As I sat on the couch with my daughter Claire, who is nine, she looked at her baby picture and said

“I guess my eyes will always look like this with dark circles”

I froze. It felt like an eternity although in reality was a second. My mind raced. I need to say the right thing. I can already see the shift from being free in her body to wanting more privacy. I can’t shield her from the messages of the world but how I treat myself and how I respond matters.

I felt shock that she even notices that about her eyes. Does she think it is a bad thing? Did someone make fun of her? Does she think that is not beautiful?
Then I took a deep breath and remembered it is not my job to put ideas in her head that may have never been there. So I said, I love that about your eyes because when I look at them I see myself, your Mima, and your Abuelita because you got it from us.

She smiled and said yeah I got it from them. What else did I get from my family? Then we started talking about her dark skin, ears, teeth, and all the things she loves about herself.

It reminded me of a photographer that I worked with in April, Wendy Yalom. She was the first photographer that helped me let go of being self conscious and allowed me to let go and be in the moment. I finished the shoot on such a high. As we said goodbye she told me when you get the photos back, remember to go through them at least three times with appreciative looking.

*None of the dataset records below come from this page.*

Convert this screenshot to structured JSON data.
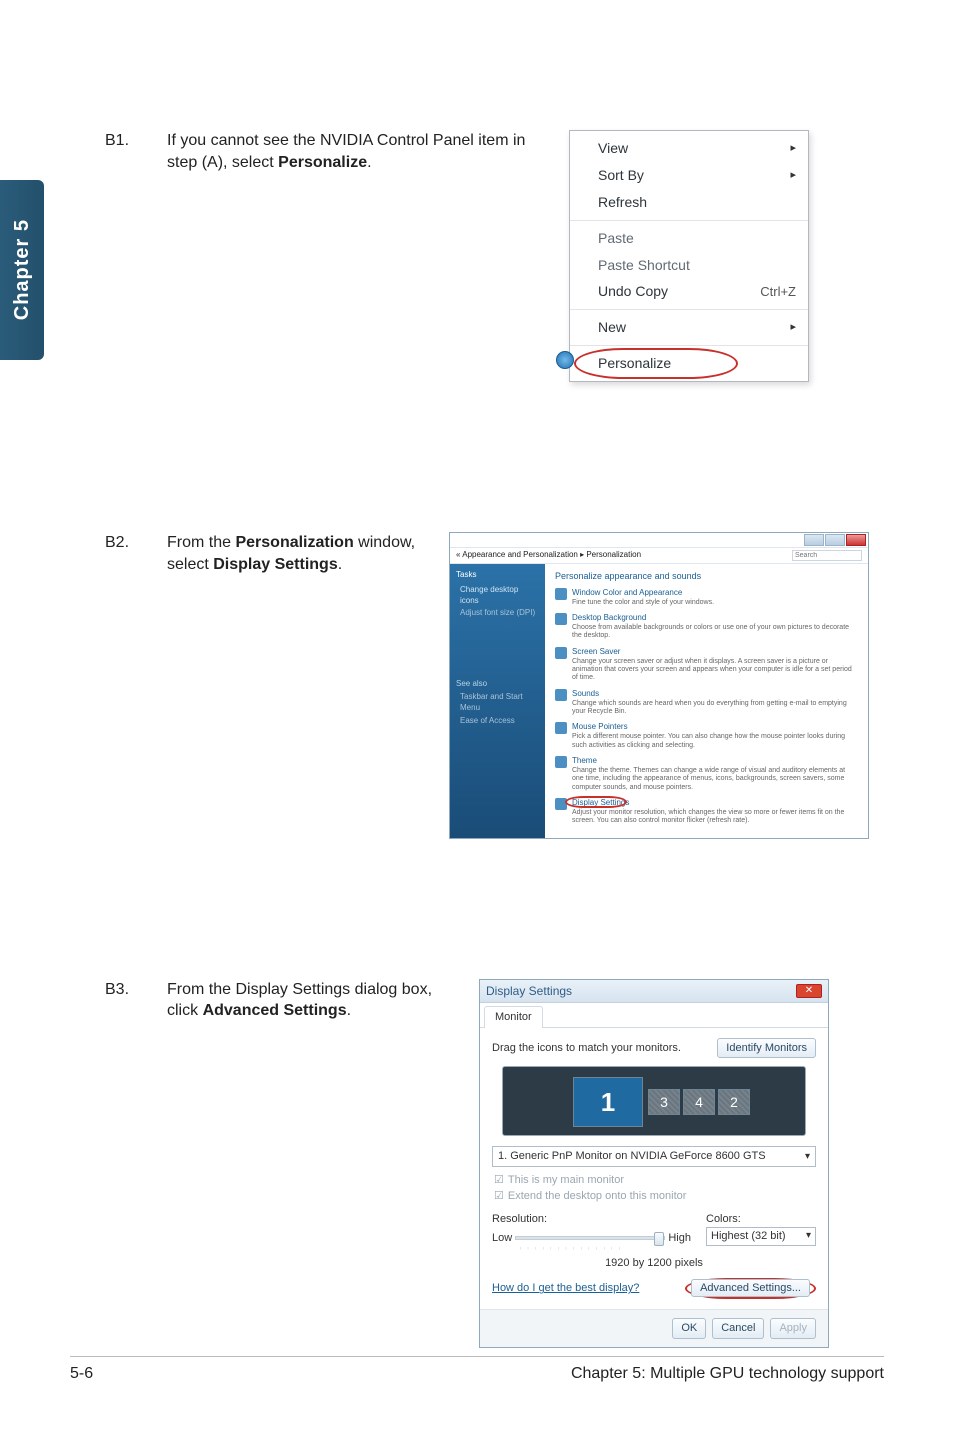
{
  "side_tab": "Chapter 5",
  "steps": {
    "b1": {
      "label": "B1.",
      "text_before": "If you cannot see the NVIDIA Control Panel item in step (A), select ",
      "bold": "Personalize",
      "text_after": "."
    },
    "b2": {
      "label": "B2.",
      "text_before": "From the ",
      "bold1": "Personalization",
      "text_mid": " window, select ",
      "bold2": "Display Settings",
      "text_after": "."
    },
    "b3": {
      "label": "B3.",
      "text_before": "From the Display Settings dialog box, click ",
      "bold": "Advanced Settings",
      "text_after": "."
    }
  },
  "ctxmenu": {
    "view": "View",
    "sortby": "Sort By",
    "refresh": "Refresh",
    "paste": "Paste",
    "paste_shortcut": "Paste Shortcut",
    "undo_copy": "Undo Copy",
    "undo_shortcut": "Ctrl+Z",
    "new": "New",
    "personalize": "Personalize"
  },
  "pwin": {
    "addr": "« Appearance and Personalization  ▸  Personalization",
    "search_ph": "Search",
    "sidebar": {
      "tasks": "Tasks",
      "l1": "Change desktop icons",
      "l2": "Adjust font size (DPI)",
      "seealso": "See also",
      "s1": "Taskbar and Start Menu",
      "s2": "Ease of Access"
    },
    "main_heading": "Personalize appearance and sounds",
    "entries": [
      {
        "t": "Window Color and Appearance",
        "d": "Fine tune the color and style of your windows."
      },
      {
        "t": "Desktop Background",
        "d": "Choose from available backgrounds or colors or use one of your own pictures to decorate the desktop."
      },
      {
        "t": "Screen Saver",
        "d": "Change your screen saver or adjust when it displays. A screen saver is a picture or animation that covers your screen and appears when your computer is idle for a set period of time."
      },
      {
        "t": "Sounds",
        "d": "Change which sounds are heard when you do everything from getting e-mail to emptying your Recycle Bin."
      },
      {
        "t": "Mouse Pointers",
        "d": "Pick a different mouse pointer. You can also change how the mouse pointer looks during such activities as clicking and selecting."
      },
      {
        "t": "Theme",
        "d": "Change the theme. Themes can change a wide range of visual and auditory elements at one time, including the appearance of menus, icons, backgrounds, screen savers, some computer sounds, and mouse pointers."
      },
      {
        "t": "Display Settings",
        "d": "Adjust your monitor resolution, which changes the view so more or fewer items fit on the screen. You can also control monitor flicker (refresh rate)."
      }
    ]
  },
  "dswin": {
    "title": "Display Settings",
    "tab": "Monitor",
    "drag_label": "Drag the icons to match your monitors.",
    "identify": "Identify Monitors",
    "mon": {
      "m1": "1",
      "m3": "3",
      "m4": "4",
      "m2": "2"
    },
    "combo": "1. Generic PnP Monitor on NVIDIA GeForce 8600 GTS",
    "chk1": "This is my main monitor",
    "chk2": "Extend the desktop onto this monitor",
    "reslabel": "Resolution:",
    "low": "Low",
    "high": "High",
    "resval": "1920 by 1200 pixels",
    "colorslabel": "Colors:",
    "colorsval": "Highest (32 bit)",
    "helplink": "How do I get the best display?",
    "advbtn": "Advanced Settings...",
    "ok": "OK",
    "cancel": "Cancel",
    "apply": "Apply"
  },
  "footer": {
    "left": "5-6",
    "right": "Chapter 5: Multiple GPU technology support"
  }
}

What is appreciative looking? I had never heard of this. She said as you look at each picture look for 1-2 things you love about the picture. Seems simple right? Not so easy when our brains are wired to pick things apart and find what is wrong. The crazy thing is it works! When I got the pictures my immediate thought was man I felt so beautiful taking them but they don’t look as amazing as I thought. I took a step back, took a deep breath, and start looking for what I loved. By the time I was done I loved every picture.

For years I never smiled in pictures because of my crooked teeth. Well, now I love my crooked teeth because I have my dad’s smile. It makes me, me. That is what I hope I gave to Claire that day, appreciative looking. I didn’t plant seeds asking if she didn’t love that feature I went straight to appreciative looking.

So much of the struggle with food and body stems from trying to control and wanting to change our bodies. Give yourself the gift of appreciative looking today. Not only will you start to see yourself in a new light, but my hope is you will get in front of the camera more because you and your loved ones deserve the memories of your smiling face.